Improve Documentation for Closures

It is a bit complicated for myself to read documentation about capturing lists and closures.

For example, neither Closures nor capturing lists sections contains a capturing list with assignment.

Consider following complex example and answer one question: What will be printed to console?

enum ClosuresScope {
    class ExampleClass: CustomStringConvertible {
        var item: Int = 0
        func update(item: Int) {
            self.item += item
        }
        var description: String {
            return "self -> \(self.item)"
        }
    }
    struct ExampleStruct {
        var item: Int = 0
        mutating func update(item: Int) {
            self.item += item
        }
    }
    class CapturingAndBlockAttribute {
        func example() {
            let classItem = ExampleClass()
            var structItem = ExampleStruct()
            let closure: () -> (Int) = {
                [unowned internalClass = classItem, internalStruct = structItem] in
                classItem.update(item: 3)
                internalClass.update(item: 20)
                internalStruct.update(item: 5)
                structItem.update(item: 10)
                return classItem.item
            }
            classItem.update(item: 5)
            structItem.update(item: 5)
            _ = closure()
            print("classItem: \(classItem) structItem: \(structItem)")
        }
    }
}

For anywhere you'd like to see improved documentation about language-level constructs like capture lists, the best place to file a bug is https://bugreporter.apple.com

You might find the Capture Lists section in the language reference useful.

If you run the example method:

ClosuresScope.CapturingAndBlockAttribute().example()

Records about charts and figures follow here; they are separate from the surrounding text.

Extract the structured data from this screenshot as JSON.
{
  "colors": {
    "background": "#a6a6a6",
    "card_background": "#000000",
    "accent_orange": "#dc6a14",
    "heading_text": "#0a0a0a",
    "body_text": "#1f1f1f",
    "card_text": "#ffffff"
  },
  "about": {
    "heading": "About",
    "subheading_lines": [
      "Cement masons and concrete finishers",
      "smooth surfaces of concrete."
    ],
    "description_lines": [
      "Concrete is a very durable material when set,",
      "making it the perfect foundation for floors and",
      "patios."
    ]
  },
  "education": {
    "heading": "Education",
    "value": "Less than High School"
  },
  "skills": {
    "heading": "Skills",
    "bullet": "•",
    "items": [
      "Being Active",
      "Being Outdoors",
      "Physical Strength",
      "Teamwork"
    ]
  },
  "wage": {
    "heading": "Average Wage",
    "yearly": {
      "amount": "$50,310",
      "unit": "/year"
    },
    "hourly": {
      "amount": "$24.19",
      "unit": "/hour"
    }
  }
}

You'll get a compiler error about mutating a closure parameter from this line:

internalStruct.update(item: 5)

Is your broader question about the value vs. reference semantics of capture lists? There's some discussion and examples in the section I linked earlier:

The a in the inner scope is initialized with the value of the a in the outer scope when the closure is created, but their values are not connected in any special way. This means that a change to the value of a in the outer scope does not affect the value of a in the inner scope, nor does a change to a inside the closure affect the value of a outside the closure. In contrast, there is only one variable named b —the b in the outer scope—so changes from inside or outside the closure are visible in both places.

This distinction is not visible when the captured variable’s type has reference semantics.